My friends still pull my leg about something that happened years ago. We had been invited to lunch by a friend, who had prepared some great pasta and salad. “This is what we should always do,” I declared happily, as I dug into the food — just have one dish or two when we call people over. I wasn’t being funny or rude, but everyone thought I was. I was actually being honest: If there is too much on a table, I don’t really enjoy my meal. I am, I say with some pride, essentially a two-dish person.
Well, you can make that three dishes now. I went to a new restaurant that serves just three dishes — and came back home greatly sated. Teen Pateela is in Meharchand Market (Shop no. 96, 011-24655896, 9599436801). Until recently, it was a home delivery and takeaway outlet. Now you can sit there and have your three dishes — Punjabi Aloo (₹ 225), Dal Ferozepuri (₹325) and paneer (₹325).
Teen Pateela is right up my street. I have for long bemoaned the fact that you don’t get good Punjabi food in Delhi restaurants. What is passed off as Punjabi cuisine isn’t really so — everything is cooked in a mix of onions and tomatoes.
But Teen Pateela gives you the taste of home cooked Punjabi fare.
The owner, Shekhar Malhotra, is from Ferozepur in Punjab, and holds that the recipes come from his own home.

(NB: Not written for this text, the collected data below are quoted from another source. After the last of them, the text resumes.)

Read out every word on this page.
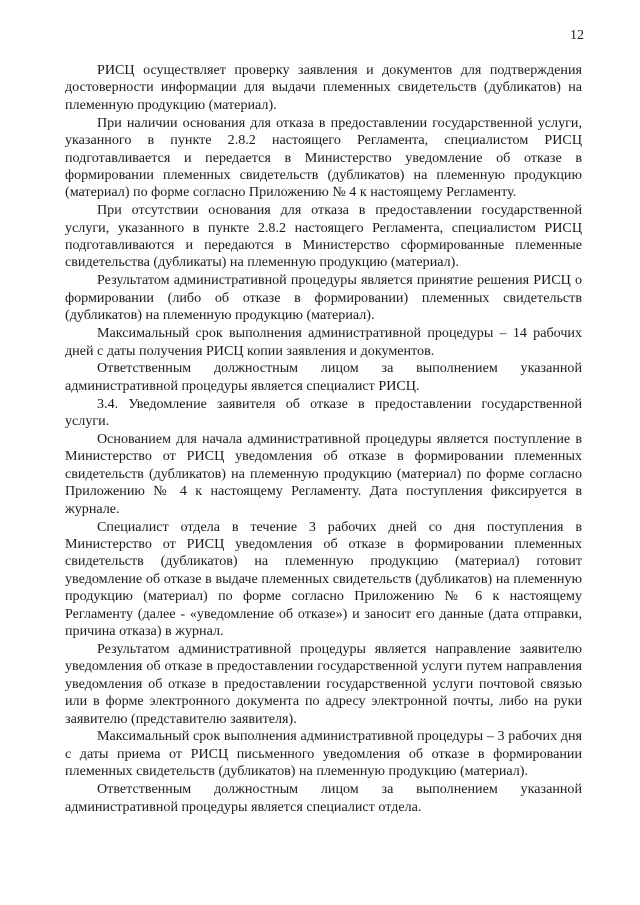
12

РИСЦ осуществляет проверку заявления и документов для подтверждения достоверности информации для выдачи племенных свидетельств (дубликатов) на племенную продукцию (материал).

При наличии основания для отказа в предоставлении государственной услуги, указанного в пункте 2.8.2 настоящего Регламента, специалистом РИСЦ подготавливается и передается в Министерство уведомление об отказе в формировании племенных свидетельств (дубликатов) на племенную продукцию (материал) по форме согласно Приложению № 4 к настоящему Регламенту.

При отсутствии основания для отказа в предоставлении государственной услуги, указанного в пункте 2.8.2 настоящего Регламента, специалистом РИСЦ подготавливаются и передаются в Министерство сформированные племенные свидетельства (дубликаты) на племенную продукцию (материал).

Результатом административной процедуры является принятие решения РИСЦ о формировании (либо об отказе в формировании) племенных свидетельств (дубликатов) на племенную продукцию (материал).

Максимальный срок выполнения административной процедуры – 14 рабочих дней с даты получения РИСЦ копии заявления и документов.

Ответственным должностным лицом за выполнением указанной административной процедуры является специалист РИСЦ.

3.4. Уведомление заявителя об отказе в предоставлении государственной услуги.

Основанием для начала административной процедуры является поступление в Министерство от РИСЦ уведомления об отказе в формировании племенных свидетельств (дубликатов) на племенную продукцию (материал) по форме согласно Приложению № 4 к настоящему Регламенту. Дата поступления фиксируется в журнале.

Специалист отдела в течение 3 рабочих дней со дня поступления в Министерство от РИСЦ уведомления об отказе в формировании племенных свидетельств (дубликатов) на племенную продукцию (материал) готовит уведомление об отказе в выдаче племенных свидетельств (дубликатов) на племенную продукцию (материал) по форме согласно Приложению № 6 к настоящему Регламенту (далее - «уведомление об отказе») и заносит его данные (дата отправки, причина отказа) в журнал.

Результатом административной процедуры является направление заявителю уведомления об отказе в предоставлении государственной услуги путем направления уведомления об отказе в предоставлении государственной услуги почтовой связью или в форме электронного документа по адресу электронной почты, либо на руки заявителю (представителю заявителя).

Максимальный срок выполнения административной процедуры – 3 рабочих дня с даты приема от РИСЦ письменного уведомления об отказе в формировании племенных свидетельств (дубликатов) на племенную продукцию (материал).

Ответственным должностным лицом за выполнением указанной административной процедуры является специалист отдела.
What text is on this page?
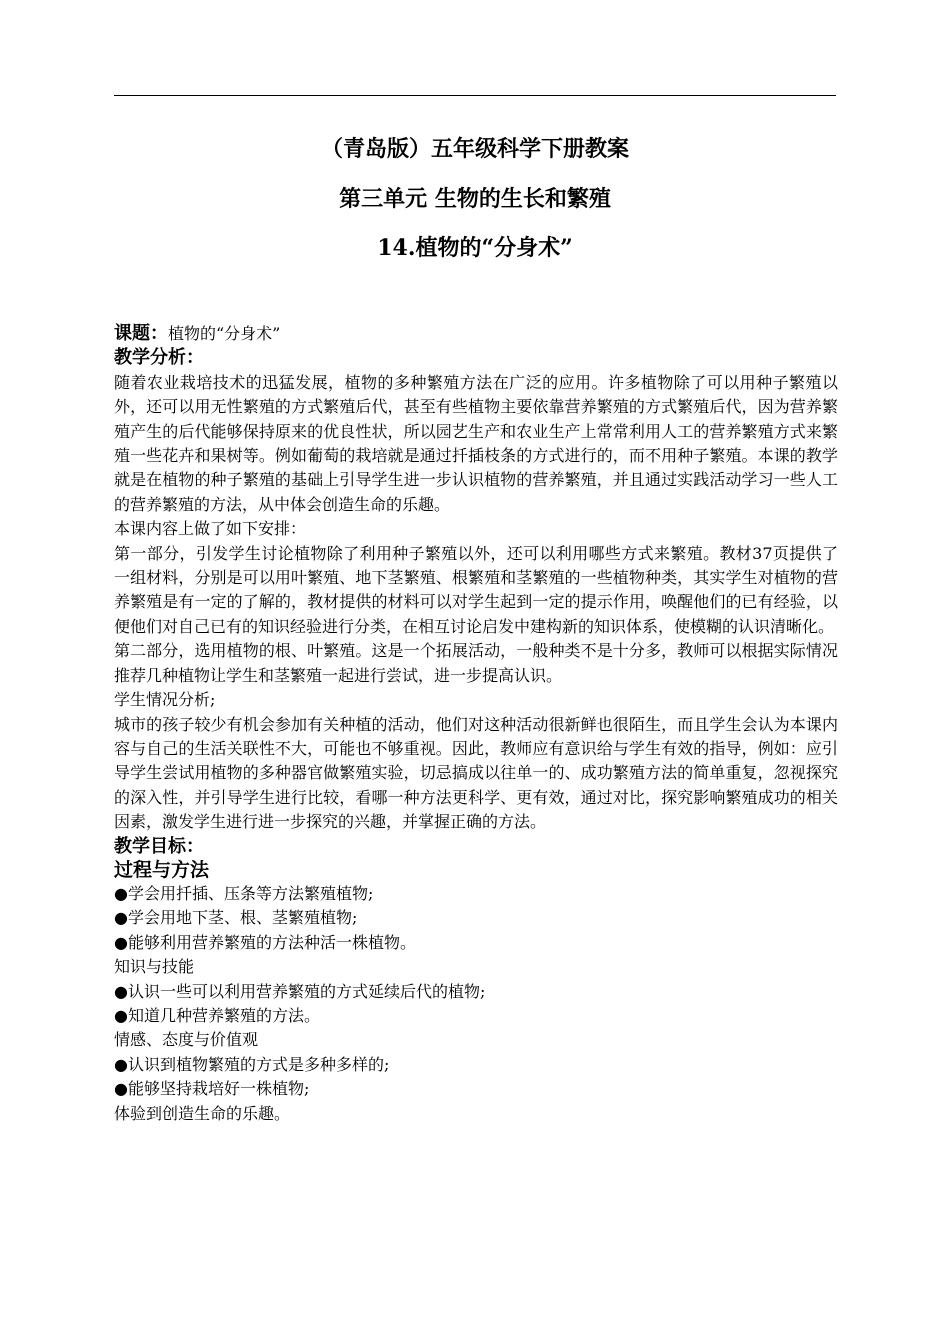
（青岛版）五年级科学下册教案
第三单元 生物的生长和繁殖
14.植物的“分身术”

课题：植物的“分身术”

教学分析：

随着农业栽培技术的迅猛发展，植物的多种繁殖方法在广泛的应用。许多植物除了可以用种子繁殖以外，还可以用无性繁殖的方式繁殖后代，甚至有些植物主要依靠营养繁殖的方式繁殖后代，因为营养繁殖产生的后代能够保持原来的优良性状，所以园艺生产和农业生产上常常利用人工的营养繁殖方式来繁殖一些花卉和果树等。例如葡萄的栽培就是通过扦插枝条的方式进行的，而不用种子繁殖。本课的教学就是在植物的种子繁殖的基础上引导学生进一步认识植物的营养繁殖，并且通过实践活动学习一些人工的营养繁殖的方法，从中体会创造生命的乐趣。

本课内容上做了如下安排：

第一部分，引发学生讨论植物除了利用种子繁殖以外，还可以利用哪些方式来繁殖。教材37页提供了一组材料，分别是可以用叶繁殖、地下茎繁殖、根繁殖和茎繁殖的一些植物种类，其实学生对植物的营养繁殖是有一定的了解的，教材提供的材料可以对学生起到一定的提示作用，唤醒他们的已有经验，以便他们对自己已有的知识经验进行分类，在相互讨论启发中建构新的知识体系，使模糊的认识清晰化。

第二部分，选用植物的根、叶繁殖。这是一个拓展活动，一般种类不是十分多，教师可以根据实际情况推荐几种植物让学生和茎繁殖一起进行尝试，进一步提高认识。

学生情况分析;

城市的孩子较少有机会参加有关种植的活动，他们对这种活动很新鲜也很陌生，而且学生会认为本课内容与自己的生活关联性不大，可能也不够重视。因此，教师应有意识给与学生有效的指导，例如：应引导学生尝试用植物的多种器官做繁殖实验，切忌搞成以往单一的、成功繁殖方法的简单重复，忽视探究的深入性，并引导学生进行比较，看哪一种方法更科学、更有效，通过对比，探究影响繁殖成功的相关因素，激发学生进行进一步探究的兴趣，并掌握正确的方法。

教学目标：

过程与方法

●学会用扦插、压条等方法繁殖植物;

●学会用地下茎、根、茎繁殖植物;

●能够利用营养繁殖的方法种活一株植物。

知识与技能

●认识一些可以利用营养繁殖的方式延续后代的植物;

●知道几种营养繁殖的方法。

情感、态度与价值观

●认识到植物繁殖的方式是多种多样的;

●能够坚持栽培好一株植物;

体验到创造生命的乐趣。
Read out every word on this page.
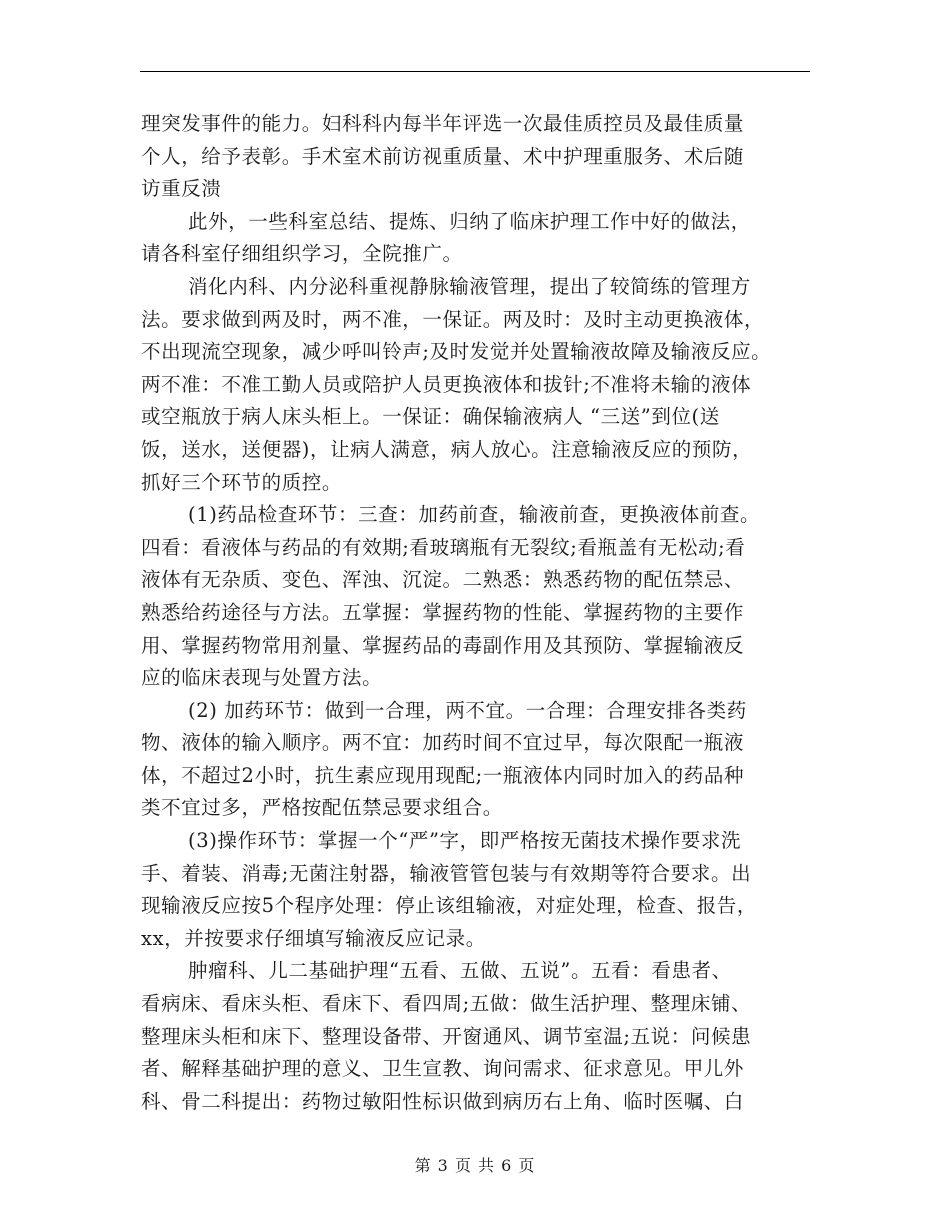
理突发事件的能力。妇科科内每半年评选一次最佳质控员及最佳质量
个人，给予表彰。手术室术前访视重质量、术中护理重服务、术后随
访重反溃
此外，一些科室总结、提炼、归纳了临床护理工作中好的做法，
请各科室仔细组织学习，全院推广。
消化内科、内分泌科重视静脉输液管理，提出了较简练的管理方
法。要求做到两及时，两不准，一保证。两及时：及时主动更换液体，
不出现流空现象，减少呼叫铃声;及时发觉并处置输液故障及输液反应。
两不准：不准工勤人员或陪护人员更换液体和拔针;不准将未输的液体
或空瓶放于病人床头柜上。一保证：确保输液病人 “三送”到位(送
饭，送水，送便器)，让病人满意，病人放心。注意输液反应的预防，
抓好三个环节的质控。
(1)药品检查环节：三查：加药前查，输液前查，更换液体前查。
四看：看液体与药品的有效期;看玻璃瓶有无裂纹;看瓶盖有无松动;看
液体有无杂质、变色、浑浊、沉淀。二熟悉：熟悉药物的配伍禁忌、
熟悉给药途径与方法。五掌握：掌握药物的性能、掌握药物的主要作
用、掌握药物常用剂量、掌握药品的毒副作用及其预防、掌握输液反
应的临床表现与处置方法。
(2) 加药环节：做到一合理，两不宜。一合理：合理安排各类药
物、液体的输入顺序。两不宜：加药时间不宜过早，每次限配一瓶液
体，不超过2小时，抗生素应现用现配;一瓶液体内同时加入的药品种
类不宜过多，严格按配伍禁忌要求组合。
(3)操作环节：掌握一个“严”字，即严格按无菌技术操作要求洗
手、着装、消毒;无菌注射器，输液管管包装与有效期等符合要求。出
现输液反应按5个程序处理：停止该组输液，对症处理，检查、报告，
xx，并按要求仔细填写输液反应记录。
肿瘤科、儿二基础护理“五看、五做、五说”。五看：看患者、
看病床、看床头柜、看床下、看四周;五做：做生活护理、整理床铺、
整理床头柜和床下、整理设备带、开窗通风、调节室温;五说：问候患
者、解释基础护理的意义、卫生宣教、询问需求、征求意见。甲儿外
科、骨二科提出：药物过敏阳性标识做到病历右上角、临时医嘱、白
第 3 页 共 6 页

Each dish is cooked with just four basic spices — coriander, cumin, turmeric and red chillies. The food is cooked right there in the restaurant, and is served with crispy paraunthis — as Punjabis call them — and vegetables pickled in vinegar.
I like the owner’s passion for food. A vegetarian, he believes that food should not be overwhelmed with masalas. He sources his ingredients with care, too. The potato, for instance, is cooked with farm fresh tomatoes and onions that come all the way from Pauri Garhwal. Apparently, the onions are so sweet and juicy that they can just be bitten into and eaten raw. The paneer — deliciously soft — comes from Gopala, and they use nicely aromatic desi ghee in the dishes. I loved the parathas, and enjoyed my meal — and the conversation with Shekhar — enormously.
The spices in the aloo were well balanced: neither too much, nor too little. The ingredients were fresh, and cooked with a light hand. The paneer was cooked with tomatoes the day I was there, but is prepared differently on different days. The dal was simply divine. It had been cooked overnight, and then served after a day so that it captured every flavour. The surprise fourth pateela in Teen Pateela was the halwa (₹ 99). I enjoyed it, but would have liked it even more if the atta had been roasted some more.
There are combo meals — dal with Punjabi aloo and two lachcha parathas or dal with paneer and parathas (₹295). You can get just the lachcha paratha at ₹65 and paneer or aloo rolls at ₹175. Teen Pateela now also sells vegetables and turmeric pickled in vinegar.
If you like your meals simple — yet flavourful — stop by at Teen Pateela.